LEGO’s are a good analogy too because all the characters feel like they are separate from the levels they’re running around in. It feels like you have toys you’re flying, walking or, let’s be honest, as a kid you were throwing them through the play set you got for Christmas. This is bad on two levels. First, because it does a lot to destroy the immersion and connection you feel to the story. With no connection to the plot, it makes it a lot easier to treat the environment as your plaything and completely ignore the message trying to be crammed down your throat.
Second, and this is much more of a problem, your characters float independent of the background. So you flip around in a circle and the map performs the same movement a split second behind you. That doesn’t sound too bad right? Except the first time I sat down to play this after about a half hour it made me motion sick. The last thing you want as a developer is a bunch of 8 year olds vomiting because of your game, though I suppose it could come in handy as a fake sick day tool.
Far and away the audio is the best aspect of Okabu. In case the screenshots haven’t given it away, this isn’t some random Japanese weirdness but instead an English take on Africa. Unfortunately, my Google-fu wasn’t able to come up with any meaning for Okabu, so it makes you wonder if HandCircus were being that obtuse deliberately.
Either way the jams on this game fit the African vibe completely. They are a mixed bag of percussion and voice which make you want to nod your head and clap along. You might think that they went to some bands out of South Africa or Zimbabwe to pull the soundtrack together, but I guess that idea didn’t resonate with the dev team or maybe it was just too expensive. This is one of the few instances where a soundtrack could be marketed completely independently of the game and be successful.

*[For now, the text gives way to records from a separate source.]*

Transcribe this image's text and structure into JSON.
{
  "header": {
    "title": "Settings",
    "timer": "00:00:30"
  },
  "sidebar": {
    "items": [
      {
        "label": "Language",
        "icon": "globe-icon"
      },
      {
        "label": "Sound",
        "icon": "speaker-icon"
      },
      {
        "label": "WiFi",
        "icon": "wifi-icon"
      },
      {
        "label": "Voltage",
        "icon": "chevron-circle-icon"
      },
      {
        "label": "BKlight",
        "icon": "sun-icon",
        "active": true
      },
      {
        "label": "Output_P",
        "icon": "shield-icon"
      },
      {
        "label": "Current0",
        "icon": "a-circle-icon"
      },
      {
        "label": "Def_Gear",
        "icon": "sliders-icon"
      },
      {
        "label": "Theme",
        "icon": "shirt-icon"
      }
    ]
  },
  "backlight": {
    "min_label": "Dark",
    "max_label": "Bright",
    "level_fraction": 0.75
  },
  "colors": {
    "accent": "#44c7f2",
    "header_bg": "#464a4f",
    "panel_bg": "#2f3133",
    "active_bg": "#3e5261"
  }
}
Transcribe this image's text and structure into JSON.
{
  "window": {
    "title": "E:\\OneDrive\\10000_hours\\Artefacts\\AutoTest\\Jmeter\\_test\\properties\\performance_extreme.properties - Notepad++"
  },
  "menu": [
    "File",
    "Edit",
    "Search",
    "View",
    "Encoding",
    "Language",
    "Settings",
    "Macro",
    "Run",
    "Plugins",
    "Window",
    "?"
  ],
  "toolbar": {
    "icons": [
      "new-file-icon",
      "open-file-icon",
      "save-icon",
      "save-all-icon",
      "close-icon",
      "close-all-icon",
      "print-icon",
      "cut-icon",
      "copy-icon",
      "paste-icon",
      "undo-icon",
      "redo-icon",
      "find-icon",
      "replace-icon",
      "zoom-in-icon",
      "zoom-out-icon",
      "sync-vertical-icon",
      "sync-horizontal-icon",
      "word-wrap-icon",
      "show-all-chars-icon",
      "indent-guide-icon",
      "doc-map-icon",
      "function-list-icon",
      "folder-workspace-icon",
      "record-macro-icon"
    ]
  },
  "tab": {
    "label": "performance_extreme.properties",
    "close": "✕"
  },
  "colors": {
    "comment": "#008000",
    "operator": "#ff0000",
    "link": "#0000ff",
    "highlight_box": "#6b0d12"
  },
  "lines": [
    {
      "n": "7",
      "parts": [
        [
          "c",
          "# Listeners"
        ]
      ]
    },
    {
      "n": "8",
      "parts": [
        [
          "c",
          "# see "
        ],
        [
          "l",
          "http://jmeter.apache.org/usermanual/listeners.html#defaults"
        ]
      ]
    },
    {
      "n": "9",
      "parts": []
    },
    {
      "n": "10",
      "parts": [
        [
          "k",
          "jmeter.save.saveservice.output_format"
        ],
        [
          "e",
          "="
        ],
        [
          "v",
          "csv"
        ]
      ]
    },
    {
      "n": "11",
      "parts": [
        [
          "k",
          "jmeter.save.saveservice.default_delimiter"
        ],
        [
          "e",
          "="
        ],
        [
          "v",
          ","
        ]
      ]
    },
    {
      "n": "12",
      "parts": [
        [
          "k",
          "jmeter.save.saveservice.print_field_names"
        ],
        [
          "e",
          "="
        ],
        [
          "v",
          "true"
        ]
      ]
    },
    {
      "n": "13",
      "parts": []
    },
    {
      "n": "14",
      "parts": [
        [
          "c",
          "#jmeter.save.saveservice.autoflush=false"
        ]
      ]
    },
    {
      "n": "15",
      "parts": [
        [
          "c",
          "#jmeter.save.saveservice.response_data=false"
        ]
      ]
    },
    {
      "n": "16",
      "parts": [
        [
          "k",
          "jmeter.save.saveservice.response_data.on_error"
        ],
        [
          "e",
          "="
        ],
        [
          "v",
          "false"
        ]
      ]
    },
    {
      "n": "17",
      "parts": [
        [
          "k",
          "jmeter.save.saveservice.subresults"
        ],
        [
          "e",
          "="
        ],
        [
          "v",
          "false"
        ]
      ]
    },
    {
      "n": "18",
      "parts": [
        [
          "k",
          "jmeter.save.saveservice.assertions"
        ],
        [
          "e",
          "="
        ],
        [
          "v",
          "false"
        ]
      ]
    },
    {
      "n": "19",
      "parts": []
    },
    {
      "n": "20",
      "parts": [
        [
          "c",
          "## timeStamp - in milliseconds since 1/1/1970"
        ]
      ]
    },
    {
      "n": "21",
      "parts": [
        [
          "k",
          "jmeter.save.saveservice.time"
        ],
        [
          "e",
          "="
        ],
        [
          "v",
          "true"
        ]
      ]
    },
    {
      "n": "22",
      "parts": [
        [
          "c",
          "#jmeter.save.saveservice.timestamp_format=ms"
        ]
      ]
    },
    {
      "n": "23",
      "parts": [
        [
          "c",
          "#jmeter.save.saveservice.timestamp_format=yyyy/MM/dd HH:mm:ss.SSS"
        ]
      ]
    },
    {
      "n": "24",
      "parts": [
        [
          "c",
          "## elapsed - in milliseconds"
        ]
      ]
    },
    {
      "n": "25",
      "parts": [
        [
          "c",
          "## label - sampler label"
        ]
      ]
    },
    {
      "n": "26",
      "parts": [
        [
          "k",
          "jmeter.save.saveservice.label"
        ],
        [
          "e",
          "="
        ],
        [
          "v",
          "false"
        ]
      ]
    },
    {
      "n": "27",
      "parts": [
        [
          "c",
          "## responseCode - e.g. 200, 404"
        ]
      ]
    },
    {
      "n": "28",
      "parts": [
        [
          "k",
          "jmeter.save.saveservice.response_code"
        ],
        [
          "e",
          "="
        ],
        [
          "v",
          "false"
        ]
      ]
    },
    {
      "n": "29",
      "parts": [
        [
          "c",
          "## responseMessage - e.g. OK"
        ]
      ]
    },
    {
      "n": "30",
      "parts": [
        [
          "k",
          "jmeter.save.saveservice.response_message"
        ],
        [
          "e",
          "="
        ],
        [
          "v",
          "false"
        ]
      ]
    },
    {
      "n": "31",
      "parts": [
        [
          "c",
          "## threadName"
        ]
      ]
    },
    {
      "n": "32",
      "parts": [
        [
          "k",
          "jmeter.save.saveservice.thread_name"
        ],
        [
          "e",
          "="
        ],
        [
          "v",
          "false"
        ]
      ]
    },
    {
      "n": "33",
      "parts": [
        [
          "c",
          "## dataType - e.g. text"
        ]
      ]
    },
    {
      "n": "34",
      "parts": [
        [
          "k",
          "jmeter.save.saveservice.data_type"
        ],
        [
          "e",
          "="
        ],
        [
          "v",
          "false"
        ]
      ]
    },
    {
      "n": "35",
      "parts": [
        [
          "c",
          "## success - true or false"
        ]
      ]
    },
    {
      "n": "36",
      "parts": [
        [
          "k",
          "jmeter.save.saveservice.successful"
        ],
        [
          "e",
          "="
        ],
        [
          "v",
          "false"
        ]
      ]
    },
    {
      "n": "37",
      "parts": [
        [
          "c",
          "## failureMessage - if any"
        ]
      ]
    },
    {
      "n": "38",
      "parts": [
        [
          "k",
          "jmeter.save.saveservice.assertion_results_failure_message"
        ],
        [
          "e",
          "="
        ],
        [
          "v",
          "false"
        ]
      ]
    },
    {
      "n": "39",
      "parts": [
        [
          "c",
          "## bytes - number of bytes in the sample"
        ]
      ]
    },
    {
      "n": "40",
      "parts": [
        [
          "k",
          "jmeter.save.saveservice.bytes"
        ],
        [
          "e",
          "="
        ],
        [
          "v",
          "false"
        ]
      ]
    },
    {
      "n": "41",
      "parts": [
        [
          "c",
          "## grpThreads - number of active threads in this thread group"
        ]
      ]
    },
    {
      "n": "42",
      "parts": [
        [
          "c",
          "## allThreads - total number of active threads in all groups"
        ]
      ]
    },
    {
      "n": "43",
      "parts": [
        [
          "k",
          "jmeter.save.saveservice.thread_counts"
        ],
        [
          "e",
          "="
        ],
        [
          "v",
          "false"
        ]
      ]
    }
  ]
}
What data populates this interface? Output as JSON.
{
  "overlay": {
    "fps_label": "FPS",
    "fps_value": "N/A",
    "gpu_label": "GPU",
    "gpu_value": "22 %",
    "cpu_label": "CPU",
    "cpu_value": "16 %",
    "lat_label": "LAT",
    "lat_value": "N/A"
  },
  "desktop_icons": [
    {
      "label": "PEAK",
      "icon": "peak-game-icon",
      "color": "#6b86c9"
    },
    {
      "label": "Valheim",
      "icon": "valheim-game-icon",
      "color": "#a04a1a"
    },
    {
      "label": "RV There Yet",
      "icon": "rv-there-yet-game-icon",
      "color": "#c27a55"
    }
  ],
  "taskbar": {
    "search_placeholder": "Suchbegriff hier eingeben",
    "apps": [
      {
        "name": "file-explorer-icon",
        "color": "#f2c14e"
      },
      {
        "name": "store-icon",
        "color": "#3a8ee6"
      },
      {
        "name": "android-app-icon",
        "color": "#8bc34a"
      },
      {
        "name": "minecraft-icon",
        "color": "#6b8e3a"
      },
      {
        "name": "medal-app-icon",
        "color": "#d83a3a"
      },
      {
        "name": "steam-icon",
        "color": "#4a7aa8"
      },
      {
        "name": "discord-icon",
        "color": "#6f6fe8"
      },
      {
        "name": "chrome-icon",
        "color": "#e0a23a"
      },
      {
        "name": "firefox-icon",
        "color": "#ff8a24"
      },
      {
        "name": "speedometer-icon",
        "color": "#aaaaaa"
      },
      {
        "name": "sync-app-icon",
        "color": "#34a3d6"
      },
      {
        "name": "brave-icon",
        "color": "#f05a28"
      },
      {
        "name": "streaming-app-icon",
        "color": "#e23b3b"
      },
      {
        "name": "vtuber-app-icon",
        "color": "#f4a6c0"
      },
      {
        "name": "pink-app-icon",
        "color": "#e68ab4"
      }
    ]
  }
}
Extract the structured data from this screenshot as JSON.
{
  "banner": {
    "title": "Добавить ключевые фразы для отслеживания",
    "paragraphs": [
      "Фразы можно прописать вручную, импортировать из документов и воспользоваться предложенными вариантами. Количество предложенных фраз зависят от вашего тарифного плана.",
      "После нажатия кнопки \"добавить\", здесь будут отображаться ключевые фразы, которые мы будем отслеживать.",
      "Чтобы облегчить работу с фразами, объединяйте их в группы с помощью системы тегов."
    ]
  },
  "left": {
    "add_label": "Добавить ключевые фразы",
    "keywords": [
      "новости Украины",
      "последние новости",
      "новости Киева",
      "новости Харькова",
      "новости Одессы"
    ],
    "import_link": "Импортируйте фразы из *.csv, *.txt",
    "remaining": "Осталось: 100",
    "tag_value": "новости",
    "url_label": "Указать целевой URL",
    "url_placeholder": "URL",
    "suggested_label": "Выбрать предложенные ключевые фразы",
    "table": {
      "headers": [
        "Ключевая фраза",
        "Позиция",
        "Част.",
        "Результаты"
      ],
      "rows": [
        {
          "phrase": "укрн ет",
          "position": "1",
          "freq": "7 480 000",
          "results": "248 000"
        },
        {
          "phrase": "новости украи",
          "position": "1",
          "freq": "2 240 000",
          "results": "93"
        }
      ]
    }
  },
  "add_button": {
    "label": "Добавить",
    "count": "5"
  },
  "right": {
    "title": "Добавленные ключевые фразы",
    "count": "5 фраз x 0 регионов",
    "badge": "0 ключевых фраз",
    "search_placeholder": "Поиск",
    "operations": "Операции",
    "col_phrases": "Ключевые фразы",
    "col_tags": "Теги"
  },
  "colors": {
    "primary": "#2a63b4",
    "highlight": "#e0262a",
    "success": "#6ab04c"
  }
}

Aside from the built in play time limiter (about an hour before you feel like worshiping at the porcelain throne), there is plenty of content for the price. Plus if you’re really that competitive or just that bored there are online leader boards and challenge timers so you can replay the levels and try to beat the high score.
If you really feel like inflicting some permanent damage on an unsuspecting 5 year old then by all means pick this title up. Otherwise, just put in LittleBigPlanet and be considered the cool adult in the room.